In response to the growth of opposition in the working class and oppressed masses, the ruling classes in South Asia, like their counterparts worldwide, have resorted to whipping up communalism to divide and weaken the working class. They have also intensified their plans for dictatorial forms of rule. In Sri Lanka, the Rajapakse government is whipping up anti-Tamil and anti-Muslim chauvinism, claiming the separatist Liberation Tigers of Tamil Eelam (LTTE) is attempting to raise its head again and seizing on the 2019 Easter Sunday bombing.

The Tamil and Muslim bourgeois parties in Sri Lanka have responded in kind by promoting their own reactionary forms of nationalism, thus assisting to divide the working class along racial lines.

The nearly three decades of anti-Tamil racialist war waged by successive governments in Colombo against the LTTE was ended in May 2009. This defeat of the LTTE was not merely a military defeat, but the outcome of the bankruptcy of its reactionary bourgeois separatist program. In line with that policy, the LTTE was utterly hostile to the working class in Sri Lanka, India and internationally. They focused on appeals to the imperialist powers, above all the US and European ruling class, and their regional allies, such as India, claiming that they would support the oppressed Tamil masses against successive Colombo governments.

Even after the military defeat of the LTTE in 2009, the north and east of Sri Lanka has remained under military occupation. Underscoring the real class character of the racialist war conducted for 30 years under the pretext of fighting terrorism, the racial oppression of the Tamil people continues.

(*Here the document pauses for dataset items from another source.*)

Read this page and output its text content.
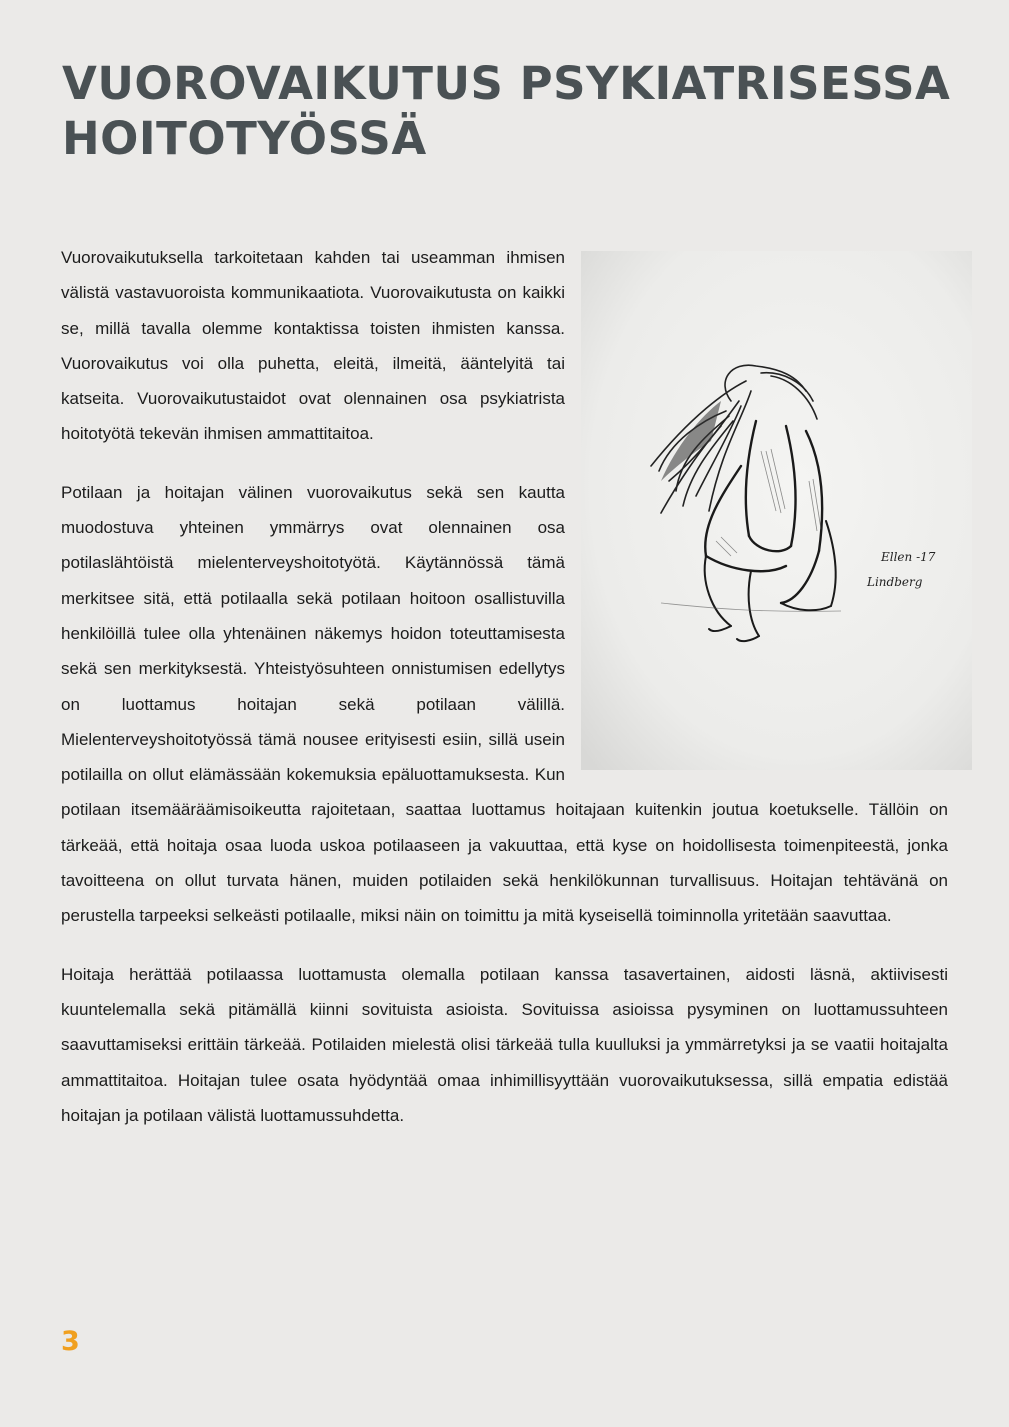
VUOROVAIKUTUS PSYKIATRISESSA
HOITOTYÖSSÄ
Ellen -17
Lindberg

Vuorovaikutuksella tarkoitetaan kahden tai useamman ihmisen välistä vastavuoroista kommunikaatiota. Vuorovaikutusta on kaikki se, millä tavalla olemme kontaktissa toisten ihmisten kanssa. Vuorovaikutus voi olla puhetta, eleitä, ilmeitä, ääntelyitä tai katseita. Vuorovaikutustaidot ovat olennainen osa psykiatrista hoitotyötä tekevän ihmisen ammattitaitoa.

Potilaan ja hoitajan välinen vuorovaikutus sekä sen kautta muodostuva yhteinen ymmärrys ovat olennainen osa potilaslähtöistä mielenterveyshoitotyötä. Käytännössä tämä merkitsee sitä, että potilaalla sekä potilaan hoitoon osallistuvilla henkilöillä tulee olla yhtenäinen näkemys hoidon toteuttamisesta sekä sen merkityksestä. Yhteistyösuhteen onnistumisen edellytys on luottamus hoitajan sekä potilaan välillä. Mielenterveyshoitotyössä tämä nousee erityisesti esiin, sillä usein potilailla on ollut elämässään kokemuksia epäluottamuksesta. Kun potilaan itsemääräämisoikeutta rajoitetaan, saattaa luottamus hoitajaan kuitenkin joutua koetukselle. Tällöin on tärkeää, että hoitaja osaa luoda uskoa potilaaseen ja vakuuttaa, että kyse on hoidollisesta toimenpiteestä, jonka tavoitteena on ollut turvata hänen, muiden potilaiden sekä henkilökunnan turvallisuus. Hoitajan tehtävänä on perustella tarpeeksi selkeästi potilaalle, miksi näin on toimittu ja mitä kyseisellä toiminnolla yritetään saavuttaa.

Hoitaja herättää potilaassa luottamusta olemalla potilaan kanssa tasavertainen, aidosti läsnä, aktiivisesti kuuntelemalla sekä pitämällä kiinni sovituista asioista. Sovituissa asioissa pysyminen on luottamussuhteen saavuttamiseksi erittäin tärkeää. Potilaiden mielestä olisi tärkeää tulla kuulluksi ja ymmärretyksi ja se vaatii hoitajalta ammattitaitoa. Hoitajan tulee osata hyödyntää omaa inhimillisyyttään vuorovaikutuksessa, sillä empatia edistää hoitajan ja potilaan välistä luottamussuhdetta.

3
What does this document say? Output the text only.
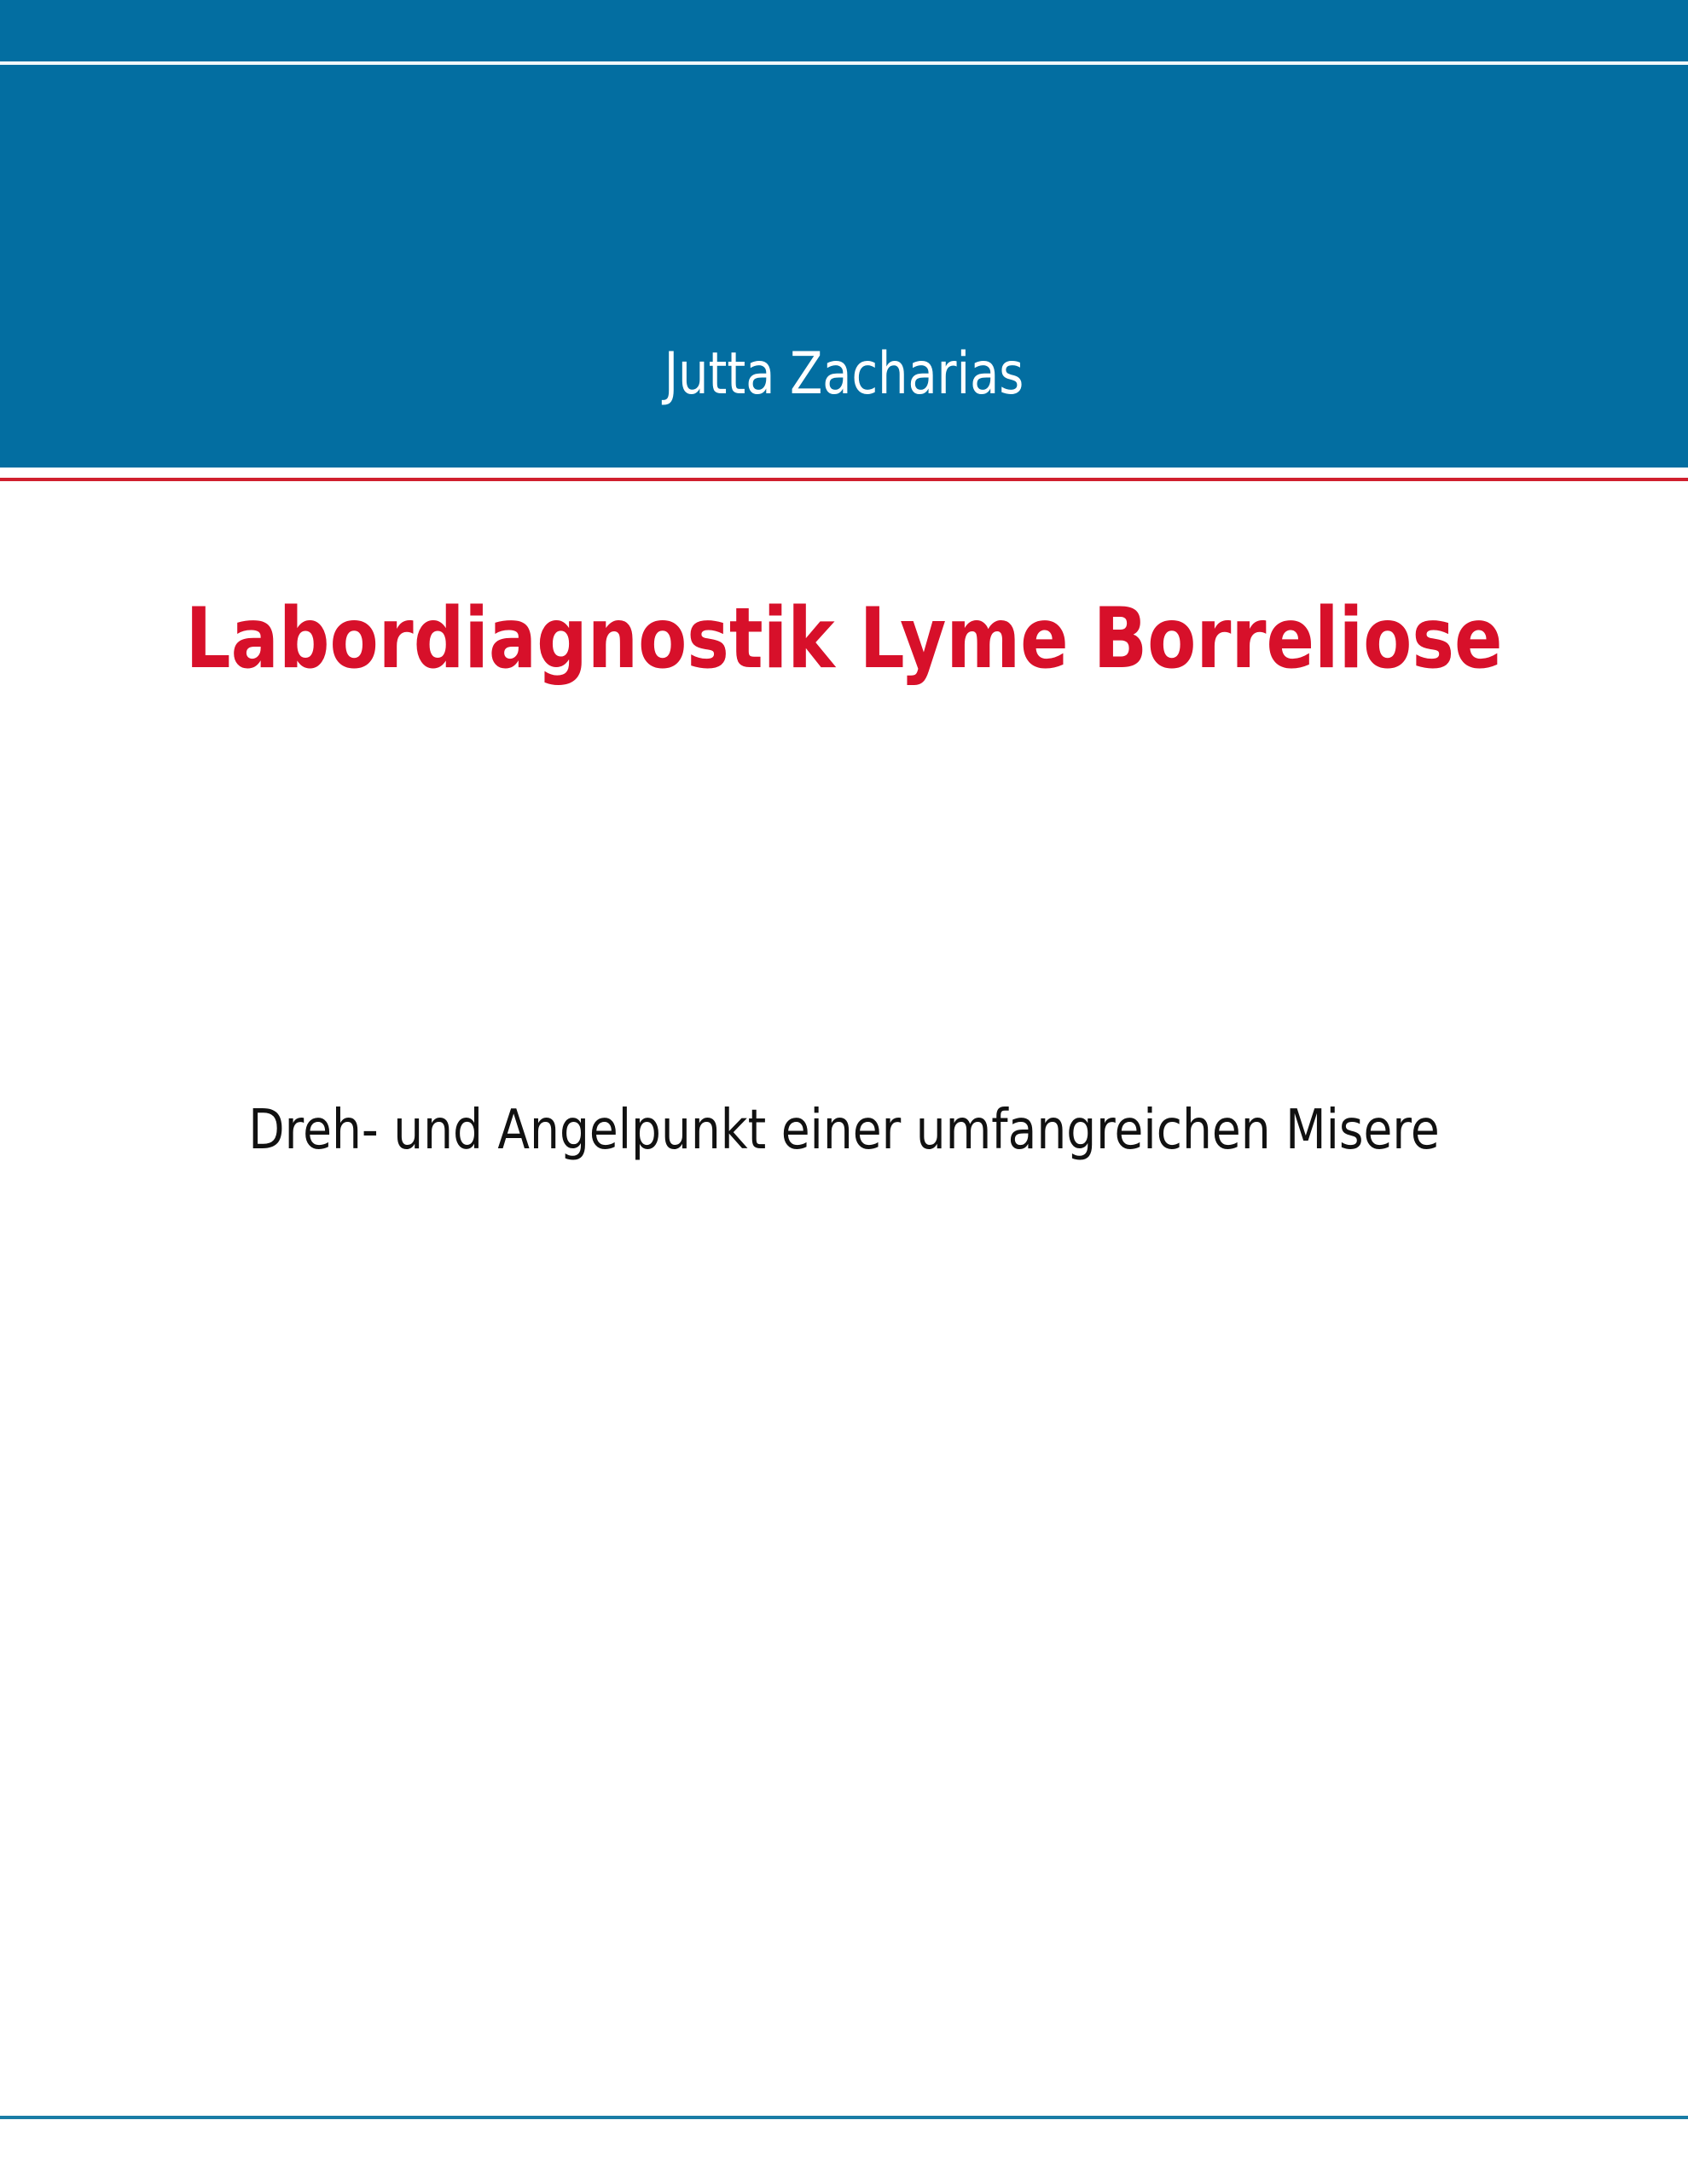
Jutta Zacharias
Labordiagnostik Lyme Borreliose
Dreh- und Angelpunkt einer umfangreichen Misere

The Tamil bourgeois nationalist parties, including the TNA (Tamil National Alliance), are continuing their reactionary pro-imperialist policies. They support the military-strategic offensive of US imperialism and its ally India against China in the hope of getting their assistance to pressure Colombo into accepting a power-sharing arrangement between the Sinhala, Tamil and Muslim elites to secure the privileges of the Tamil elite.

Along these lines, the TNA actively supported the regime-change operation sponsored by the US with the assistance of India after Sri Lanka’s presidential election in January 2015, which replaced the government of President Mahinda Rajapakse with the Sirisena-Wickremesinghe government.

The TNA went on to closely collaborate with the Sirisena-Wickremesinghe government, even under conditions of the continuation of the military occupation in the northern Jaffna peninsula, and intensified attacks on the social and democratic rights of the working class and oppressed masses, including the imposition of IMF-dictated austerity measures.

The SEP vehemently rejects national separatism and insists that democratic rights can be secured only as part of the struggle to overthrow capitalist rule through a unified struggle of Sinhala, Tamil and Muslim workers based on a socialist program. For this the leading social force for the political transformation, the working class, must be organised and mobilised independent of the bourgeois parties and their “left” hangers on across all communities. The aim of this united movement of the working class is to overthrow bourgeois rule and establish a Sri Lanka-Eelam Socialist Republic, as a part of a Union of Socialist Republics in South Asia and internationally.